After a restless night and an early flight out of Lexington, I found myself running through the Atlanta airport to the amusement of others who were fortunate enough to not have a flight leaving in 15 minutes.

When we finally reached the gate, our flight happened to have been delayed, so we ended up standing in the queue with small beads of sweat forming on our panting bodies. Luckily, the flight was short and painless and before long a landscape of tumbling jungle hills was getting closer below us. I felt that same familiar ping of excitement surge through my body when the landing gear hit with a jolt.

I was in a new country!

Albeit, this was only an 11 day holiday, an escape from Kentucky and a chance to free my mind as I roasted my skin under a tropical sun. I have been working day and night on startbackpacking.com, so sitting for long periods of time, doing nothing, and staring at the Carri bean rather than an LCD screen
had a great appeal. My laptop did sneak along for the trip, but this is the first time that I have taken it out of the bag and I have a strict no-HTML policy for this trip. 🙂

Customs went smoothly, other than my passport number not scanning as usual. Border officials hate my guts because my low-quality American passport has taken such a beating in the last 18 months that it no longer works and they have to key in the tiny 12 digit number by hand. There’s nothing like pissing off the very first person you encounter in every new country.

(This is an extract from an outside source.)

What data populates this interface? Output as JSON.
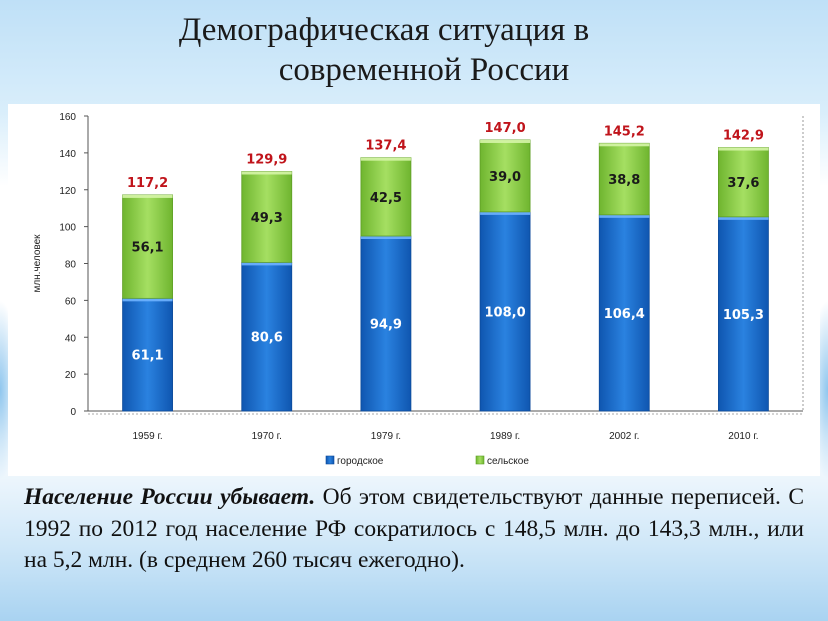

The airport was madness with locals already trying to get into my pocket. Egypt hardened me back in December and I haven’t met a tout yet that could break me after 1 month in that scandalous country.

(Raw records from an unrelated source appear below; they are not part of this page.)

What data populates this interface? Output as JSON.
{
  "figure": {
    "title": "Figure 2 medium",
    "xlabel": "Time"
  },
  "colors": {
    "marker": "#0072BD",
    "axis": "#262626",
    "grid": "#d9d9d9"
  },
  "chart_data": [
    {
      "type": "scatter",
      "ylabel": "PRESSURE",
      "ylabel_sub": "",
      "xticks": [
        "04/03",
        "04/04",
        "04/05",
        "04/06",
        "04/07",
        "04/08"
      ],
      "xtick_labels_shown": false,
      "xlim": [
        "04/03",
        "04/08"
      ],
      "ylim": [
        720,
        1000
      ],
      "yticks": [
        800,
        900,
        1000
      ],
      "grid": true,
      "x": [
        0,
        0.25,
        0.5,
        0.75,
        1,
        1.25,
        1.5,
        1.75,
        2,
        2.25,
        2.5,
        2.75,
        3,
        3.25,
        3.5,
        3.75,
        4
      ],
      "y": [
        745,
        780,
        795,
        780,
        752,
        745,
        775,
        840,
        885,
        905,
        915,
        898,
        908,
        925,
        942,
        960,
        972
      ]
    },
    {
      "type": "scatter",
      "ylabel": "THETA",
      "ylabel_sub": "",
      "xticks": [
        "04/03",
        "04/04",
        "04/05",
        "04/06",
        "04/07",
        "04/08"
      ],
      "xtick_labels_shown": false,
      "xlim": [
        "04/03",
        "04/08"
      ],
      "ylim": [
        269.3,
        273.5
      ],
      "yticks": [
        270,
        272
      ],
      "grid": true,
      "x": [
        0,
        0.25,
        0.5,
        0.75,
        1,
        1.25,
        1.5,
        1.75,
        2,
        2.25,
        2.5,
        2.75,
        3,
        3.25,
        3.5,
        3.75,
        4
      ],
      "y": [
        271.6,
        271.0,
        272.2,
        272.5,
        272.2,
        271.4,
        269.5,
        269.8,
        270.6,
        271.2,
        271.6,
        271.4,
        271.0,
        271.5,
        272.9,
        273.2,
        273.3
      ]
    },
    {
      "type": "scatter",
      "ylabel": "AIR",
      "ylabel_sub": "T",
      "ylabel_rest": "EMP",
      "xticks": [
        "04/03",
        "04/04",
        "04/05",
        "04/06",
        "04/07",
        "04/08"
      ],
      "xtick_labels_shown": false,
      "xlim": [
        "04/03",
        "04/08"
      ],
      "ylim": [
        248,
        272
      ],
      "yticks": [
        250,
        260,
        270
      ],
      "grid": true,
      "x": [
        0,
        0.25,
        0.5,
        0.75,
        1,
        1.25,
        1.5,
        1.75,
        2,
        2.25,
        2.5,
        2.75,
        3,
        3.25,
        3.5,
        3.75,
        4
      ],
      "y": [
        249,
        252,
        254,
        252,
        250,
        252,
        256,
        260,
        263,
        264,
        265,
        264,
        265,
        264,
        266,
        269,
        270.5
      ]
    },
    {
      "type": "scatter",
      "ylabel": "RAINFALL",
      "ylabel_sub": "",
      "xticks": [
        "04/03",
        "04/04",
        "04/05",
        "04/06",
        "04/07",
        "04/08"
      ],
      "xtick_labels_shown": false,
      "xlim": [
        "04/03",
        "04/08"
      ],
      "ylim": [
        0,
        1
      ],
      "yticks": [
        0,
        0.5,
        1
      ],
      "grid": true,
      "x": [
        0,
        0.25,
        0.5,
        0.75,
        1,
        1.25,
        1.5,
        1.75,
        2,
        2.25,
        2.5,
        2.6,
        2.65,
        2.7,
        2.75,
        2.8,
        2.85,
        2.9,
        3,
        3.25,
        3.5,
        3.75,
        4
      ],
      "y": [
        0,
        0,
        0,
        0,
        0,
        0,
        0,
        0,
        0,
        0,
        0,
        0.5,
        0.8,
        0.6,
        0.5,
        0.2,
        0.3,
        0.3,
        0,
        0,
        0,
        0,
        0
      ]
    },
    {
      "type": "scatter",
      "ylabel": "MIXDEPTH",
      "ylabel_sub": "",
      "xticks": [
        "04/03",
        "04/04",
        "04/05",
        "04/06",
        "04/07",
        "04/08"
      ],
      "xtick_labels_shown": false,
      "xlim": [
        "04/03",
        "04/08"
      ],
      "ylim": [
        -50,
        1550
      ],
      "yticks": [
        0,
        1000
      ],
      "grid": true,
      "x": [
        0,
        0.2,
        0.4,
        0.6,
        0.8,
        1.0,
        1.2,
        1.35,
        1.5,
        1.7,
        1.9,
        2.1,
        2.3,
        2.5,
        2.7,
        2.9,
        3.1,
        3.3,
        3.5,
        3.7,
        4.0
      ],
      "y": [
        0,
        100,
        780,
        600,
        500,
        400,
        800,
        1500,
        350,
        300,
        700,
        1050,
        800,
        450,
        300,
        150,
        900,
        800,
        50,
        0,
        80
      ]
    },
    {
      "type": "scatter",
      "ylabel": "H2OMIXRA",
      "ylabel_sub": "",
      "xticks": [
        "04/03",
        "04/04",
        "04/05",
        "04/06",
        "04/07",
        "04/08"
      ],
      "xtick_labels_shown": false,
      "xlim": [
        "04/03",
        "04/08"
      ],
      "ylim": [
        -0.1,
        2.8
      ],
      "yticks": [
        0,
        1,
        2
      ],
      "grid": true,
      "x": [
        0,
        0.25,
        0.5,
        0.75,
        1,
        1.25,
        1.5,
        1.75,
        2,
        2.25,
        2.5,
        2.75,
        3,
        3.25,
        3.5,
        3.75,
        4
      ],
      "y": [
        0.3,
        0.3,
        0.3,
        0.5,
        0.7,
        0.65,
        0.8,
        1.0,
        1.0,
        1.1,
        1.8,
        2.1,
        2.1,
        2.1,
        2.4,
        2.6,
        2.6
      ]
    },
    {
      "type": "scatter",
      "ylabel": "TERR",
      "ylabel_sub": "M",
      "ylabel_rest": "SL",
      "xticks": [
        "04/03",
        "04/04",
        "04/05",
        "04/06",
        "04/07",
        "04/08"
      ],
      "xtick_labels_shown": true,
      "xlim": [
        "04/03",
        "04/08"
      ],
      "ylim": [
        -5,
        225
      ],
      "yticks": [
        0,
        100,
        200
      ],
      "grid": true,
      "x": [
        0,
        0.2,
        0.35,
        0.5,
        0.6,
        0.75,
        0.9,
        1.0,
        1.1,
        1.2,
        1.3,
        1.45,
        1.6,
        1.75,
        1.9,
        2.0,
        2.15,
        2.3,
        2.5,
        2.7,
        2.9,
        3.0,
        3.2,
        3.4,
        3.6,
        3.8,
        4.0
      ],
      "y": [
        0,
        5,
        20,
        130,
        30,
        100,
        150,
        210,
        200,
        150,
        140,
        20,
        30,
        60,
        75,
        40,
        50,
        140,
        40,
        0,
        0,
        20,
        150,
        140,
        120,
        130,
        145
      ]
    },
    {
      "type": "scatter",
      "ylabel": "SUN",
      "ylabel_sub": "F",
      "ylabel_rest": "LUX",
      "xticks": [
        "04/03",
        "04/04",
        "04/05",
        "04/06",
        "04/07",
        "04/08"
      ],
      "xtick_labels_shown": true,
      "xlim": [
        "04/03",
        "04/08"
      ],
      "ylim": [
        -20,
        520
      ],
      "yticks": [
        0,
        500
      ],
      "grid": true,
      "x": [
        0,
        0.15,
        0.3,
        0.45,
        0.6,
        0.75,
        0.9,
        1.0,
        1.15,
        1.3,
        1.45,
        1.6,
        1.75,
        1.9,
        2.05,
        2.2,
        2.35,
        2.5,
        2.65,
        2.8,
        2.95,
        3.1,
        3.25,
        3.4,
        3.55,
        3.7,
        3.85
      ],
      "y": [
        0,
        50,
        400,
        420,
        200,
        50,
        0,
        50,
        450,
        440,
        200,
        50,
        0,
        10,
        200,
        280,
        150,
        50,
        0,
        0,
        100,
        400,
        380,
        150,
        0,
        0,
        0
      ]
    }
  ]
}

Lyndsey and I had booked a place in Negril, which was a good 2 hours away and I had heard nightmares of US$60 taxi rides (each). As we ignored the horde of taxi drivers, I started throwing my vagabonding breakers trying to get back into the mindset. We ended up running into another couple that was going to Negril and we split a minibus for $20 each – much better. That old familiar excitement was coursing through my bloodstream – when you put yourself into a position for good things to happen, they usually do! The best lesson that I have learned while vagabonding is to just let go and not to interfere – things almost always work out as they should!